Closed Alex-Wenner-FHR closed 2 months ago

Alex-Wenner-FHR commented 5 months ago

Describe the bug When using the TSX feature, there appears to be a bug in the timewise granularity.

I see the following error not specifying static covariate baselines in the AsymmetricShapleyValueConfig instantiation: ValueError: Baseline for static_covariates must be set.

When I do specify static covariate baselines in the AsymmetricShapleyValueConfig instantiation, I see the following: ValueError: Baseline for static_covariates is only supported for fine_grained. Used granularity: timewise.

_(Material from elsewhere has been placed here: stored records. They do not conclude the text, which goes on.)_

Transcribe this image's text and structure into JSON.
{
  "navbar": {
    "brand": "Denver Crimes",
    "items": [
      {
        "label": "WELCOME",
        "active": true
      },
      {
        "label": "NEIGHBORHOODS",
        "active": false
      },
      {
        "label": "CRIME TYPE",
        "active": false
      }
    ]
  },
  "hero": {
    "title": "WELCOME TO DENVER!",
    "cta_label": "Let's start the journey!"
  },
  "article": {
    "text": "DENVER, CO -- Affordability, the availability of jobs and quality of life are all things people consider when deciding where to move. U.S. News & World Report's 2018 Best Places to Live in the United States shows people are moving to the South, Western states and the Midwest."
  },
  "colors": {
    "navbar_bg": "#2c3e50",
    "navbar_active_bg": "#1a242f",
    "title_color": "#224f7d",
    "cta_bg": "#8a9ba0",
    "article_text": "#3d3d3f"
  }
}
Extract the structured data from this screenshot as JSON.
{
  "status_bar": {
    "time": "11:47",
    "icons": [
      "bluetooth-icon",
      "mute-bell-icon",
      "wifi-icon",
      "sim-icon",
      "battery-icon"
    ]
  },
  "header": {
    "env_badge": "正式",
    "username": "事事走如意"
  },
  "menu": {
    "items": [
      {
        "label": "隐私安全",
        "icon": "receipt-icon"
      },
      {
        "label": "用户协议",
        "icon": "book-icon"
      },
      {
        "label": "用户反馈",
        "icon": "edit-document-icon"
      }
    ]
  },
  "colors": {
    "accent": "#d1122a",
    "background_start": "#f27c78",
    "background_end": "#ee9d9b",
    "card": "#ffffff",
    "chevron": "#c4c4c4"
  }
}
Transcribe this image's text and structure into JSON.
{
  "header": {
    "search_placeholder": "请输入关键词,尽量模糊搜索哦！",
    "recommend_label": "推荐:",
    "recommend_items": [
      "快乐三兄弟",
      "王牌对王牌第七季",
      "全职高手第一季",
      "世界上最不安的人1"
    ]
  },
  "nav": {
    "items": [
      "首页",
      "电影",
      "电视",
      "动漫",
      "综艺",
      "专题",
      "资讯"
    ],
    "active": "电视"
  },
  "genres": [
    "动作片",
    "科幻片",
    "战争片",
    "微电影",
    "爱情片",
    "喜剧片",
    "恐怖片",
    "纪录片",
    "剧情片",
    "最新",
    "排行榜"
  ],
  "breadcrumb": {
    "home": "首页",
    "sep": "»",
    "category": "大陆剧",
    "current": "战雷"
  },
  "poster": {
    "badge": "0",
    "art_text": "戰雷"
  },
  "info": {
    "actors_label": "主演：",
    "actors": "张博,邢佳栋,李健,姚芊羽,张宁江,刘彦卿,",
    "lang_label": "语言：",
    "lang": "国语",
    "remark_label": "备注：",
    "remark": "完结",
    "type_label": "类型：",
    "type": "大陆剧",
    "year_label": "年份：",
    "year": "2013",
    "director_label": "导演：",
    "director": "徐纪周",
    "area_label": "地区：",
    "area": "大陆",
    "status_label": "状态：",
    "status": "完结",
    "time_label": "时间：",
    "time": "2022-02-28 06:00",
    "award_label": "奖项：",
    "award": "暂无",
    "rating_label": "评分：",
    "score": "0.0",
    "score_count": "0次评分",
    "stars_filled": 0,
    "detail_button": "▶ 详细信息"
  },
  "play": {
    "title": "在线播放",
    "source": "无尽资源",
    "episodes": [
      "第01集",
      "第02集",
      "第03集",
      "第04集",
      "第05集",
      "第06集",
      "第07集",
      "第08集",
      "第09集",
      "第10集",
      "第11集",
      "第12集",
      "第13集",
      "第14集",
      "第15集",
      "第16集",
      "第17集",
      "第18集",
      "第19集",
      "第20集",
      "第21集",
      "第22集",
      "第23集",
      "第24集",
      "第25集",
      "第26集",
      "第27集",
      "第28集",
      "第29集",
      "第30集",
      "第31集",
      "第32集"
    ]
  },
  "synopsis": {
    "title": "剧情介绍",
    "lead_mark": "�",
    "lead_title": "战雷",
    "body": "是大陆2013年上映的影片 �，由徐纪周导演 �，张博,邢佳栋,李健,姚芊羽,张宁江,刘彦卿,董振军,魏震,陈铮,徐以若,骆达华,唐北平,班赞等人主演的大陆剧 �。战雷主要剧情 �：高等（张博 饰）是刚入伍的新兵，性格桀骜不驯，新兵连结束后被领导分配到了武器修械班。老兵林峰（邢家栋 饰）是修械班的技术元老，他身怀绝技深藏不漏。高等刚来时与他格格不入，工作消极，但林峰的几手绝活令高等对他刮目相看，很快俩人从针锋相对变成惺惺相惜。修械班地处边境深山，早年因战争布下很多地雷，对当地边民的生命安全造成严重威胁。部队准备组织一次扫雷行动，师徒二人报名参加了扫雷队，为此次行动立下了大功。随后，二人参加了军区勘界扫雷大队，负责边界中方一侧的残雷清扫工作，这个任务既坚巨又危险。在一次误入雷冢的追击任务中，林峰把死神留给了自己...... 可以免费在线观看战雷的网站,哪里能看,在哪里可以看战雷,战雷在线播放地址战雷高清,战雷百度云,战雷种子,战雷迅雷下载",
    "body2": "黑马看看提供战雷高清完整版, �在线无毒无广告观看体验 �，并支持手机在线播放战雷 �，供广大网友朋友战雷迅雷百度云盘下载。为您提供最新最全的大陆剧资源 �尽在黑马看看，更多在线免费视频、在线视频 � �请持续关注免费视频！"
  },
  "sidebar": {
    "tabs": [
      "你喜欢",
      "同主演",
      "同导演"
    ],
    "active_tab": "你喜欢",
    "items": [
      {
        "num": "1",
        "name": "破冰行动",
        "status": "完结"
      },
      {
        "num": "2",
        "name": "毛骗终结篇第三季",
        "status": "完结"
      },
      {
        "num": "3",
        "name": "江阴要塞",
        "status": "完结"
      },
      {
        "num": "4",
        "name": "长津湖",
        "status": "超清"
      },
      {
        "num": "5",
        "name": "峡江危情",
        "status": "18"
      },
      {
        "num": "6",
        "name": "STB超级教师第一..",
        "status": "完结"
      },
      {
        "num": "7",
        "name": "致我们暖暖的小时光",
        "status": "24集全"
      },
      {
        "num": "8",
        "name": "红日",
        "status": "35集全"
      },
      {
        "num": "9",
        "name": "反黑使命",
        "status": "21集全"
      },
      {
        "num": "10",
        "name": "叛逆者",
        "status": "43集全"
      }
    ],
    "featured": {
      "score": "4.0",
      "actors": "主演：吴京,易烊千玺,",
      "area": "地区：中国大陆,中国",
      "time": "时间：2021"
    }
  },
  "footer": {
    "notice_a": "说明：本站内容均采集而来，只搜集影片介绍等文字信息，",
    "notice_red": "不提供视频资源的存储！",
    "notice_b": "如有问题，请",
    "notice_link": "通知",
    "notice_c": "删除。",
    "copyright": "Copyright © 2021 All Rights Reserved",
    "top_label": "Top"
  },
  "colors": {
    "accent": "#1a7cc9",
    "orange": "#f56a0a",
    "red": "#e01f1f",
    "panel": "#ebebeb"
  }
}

To reproduce Try to use the AsymmetricShapleyValueConfig instantiation with and without baselines for the static covariates.

Expected behavior I would expect either specifying or not specifying the static covariate baselines to function with timewise granularity.

System information A description of your system. Please provide:

rvasahu-amazon commented 5 months ago

Hi Alex,

Thanks for reaching out. This looks like an bug on our end. We're working on a fix and release for this. For now please use fine_grained explanations instead. We'll include an update here when a fix is released.

rvasahu-amazon commented 2 months ago

Hi, this issue has been resolved and a new release has since been made. It should now be possible to omit a static covariates baseline when selecting a timewise explanation granularity. Please reach out to the team if there are any other issues.